Le 5 cose che mancano di più al messinese fuorisede

 

Conduce spesso una vita di stenti, ogni giorno affronta eroicamente l’integrazione in un mondo che non gli appartiene, il suo cuore batte alla vista del Pilone e la sua anima sussulta al pensiero dell’arrivo del pacco da giù: è lo studente fuorisede, o meglio, il messinese fuorisede.

Che tra Nord e Sud esistano delle differenze è cosa nota e, diciamocelo, non si tratta di stereotipi ma di dure realtà. Lo studente fuorisede vive ogni giorno sulla propria pelle questo incolmabile divario che separa Nord e Sud, gelida Polentonia e calda Terronia. E se fino a Napoli sembra ancora di avvertire una flebile aria di casa, dal Tevere in su non ci resta che piangere.

 

Sono certa che tutti voi abbiate un amico messinese fuorisede e sono altrettanto sicura del fatto che almeno una volta vi sia capitato di dover sopportare eventuali lamentele e piagnistei causati dalla nostalgia di casa. Perché mio caro buddace medio,  portavoce del motto “a Messina non c’è nenti”, sappi che ogni giorno, tra lo zallume e l’inciviltà, godi anche di tanti piaceri per cui il messinese fuorisede ti invidia dannatamente.

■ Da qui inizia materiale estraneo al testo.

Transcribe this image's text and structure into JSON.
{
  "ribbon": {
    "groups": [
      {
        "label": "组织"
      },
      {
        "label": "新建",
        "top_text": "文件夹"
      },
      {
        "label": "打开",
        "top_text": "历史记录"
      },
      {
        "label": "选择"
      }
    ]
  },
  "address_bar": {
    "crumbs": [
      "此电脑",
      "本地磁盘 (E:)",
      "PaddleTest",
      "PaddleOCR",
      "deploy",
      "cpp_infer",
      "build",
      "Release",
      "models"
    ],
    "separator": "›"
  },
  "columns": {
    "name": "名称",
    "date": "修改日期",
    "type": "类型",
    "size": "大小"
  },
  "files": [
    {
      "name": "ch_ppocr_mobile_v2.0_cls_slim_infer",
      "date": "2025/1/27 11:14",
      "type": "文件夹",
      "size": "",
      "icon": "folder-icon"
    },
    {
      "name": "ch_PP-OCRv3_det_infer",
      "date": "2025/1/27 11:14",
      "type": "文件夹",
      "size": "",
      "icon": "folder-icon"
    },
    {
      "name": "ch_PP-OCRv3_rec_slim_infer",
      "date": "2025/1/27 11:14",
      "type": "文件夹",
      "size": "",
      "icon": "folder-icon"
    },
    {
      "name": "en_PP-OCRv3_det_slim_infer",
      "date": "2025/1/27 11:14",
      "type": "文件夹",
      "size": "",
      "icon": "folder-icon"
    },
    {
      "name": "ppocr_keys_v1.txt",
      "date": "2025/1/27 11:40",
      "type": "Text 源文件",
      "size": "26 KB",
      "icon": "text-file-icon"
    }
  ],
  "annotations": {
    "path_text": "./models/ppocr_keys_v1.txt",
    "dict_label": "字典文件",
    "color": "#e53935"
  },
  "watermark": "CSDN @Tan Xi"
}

Ecco a voi le cinque cose di cui il nostro messinese fuorisede sente maggiormente la mancanza.

  1. Le braciole

Nessuno, eccetto i suoi conterranei, possono comprendere la necessità di gustare questo piatto almeno una volta a settimana. La sofferenza del fuorisede dovuta all’astinenza da braciole si acuisce ulteriormente nel momento in cui, pronunciato il nome indicante questo nettare degli dei, si rende conto che nessuno riesce a comprendere nemmeno di che cosa stia parlando. Perché no, non si tratta semplici “involtini di carne”, si chiamano “braciole”: adesso andate e diffondete il Verbo. State molto attenti a non pronunciare questo nome invano, il desiderio di braciole del messinese fuorisede è tale che sarebbe disposto persino a darvi un rene, pur di averne qualcuna in cambio.

  1. La granita

Sarebbe capace di mangiarla a colazione, pranzo, merenda, persino per cena. Una “menza ca’ panna” starebbe bene anche a fine pasto, così per digerire la caponatina di mamma. Stiamo parlando ovviamente di Granita, quella vera, con sapori e odori chiaramente percepibili, ben diversa dalla “gratta checca” che ogni buon messinese userebbe al massimo per fare l’ ice challenge a luglio. Nei suoi sogni più reconditi il messinese fuorisede immagina di accarezzare la sacra coppola della brioche e immergerla con la giusta grazia in un velo di panna. E fidatevi, la più grande dimostrazione d’affetto che possiate ricevere da un buddace non è una teglia di parmigiana né un chilo di salsiccia condita (sebbene siano sempre molto gradite). Stima e affetto insuperabili sono racchiusi in questa frase fortemente evocativa: “ti vogghiu beni comu a testa da brioscia”. Ditelo così “ti amo” al messinese fuorisede. Non riuscirebbe a trattenere la lacrimuccia.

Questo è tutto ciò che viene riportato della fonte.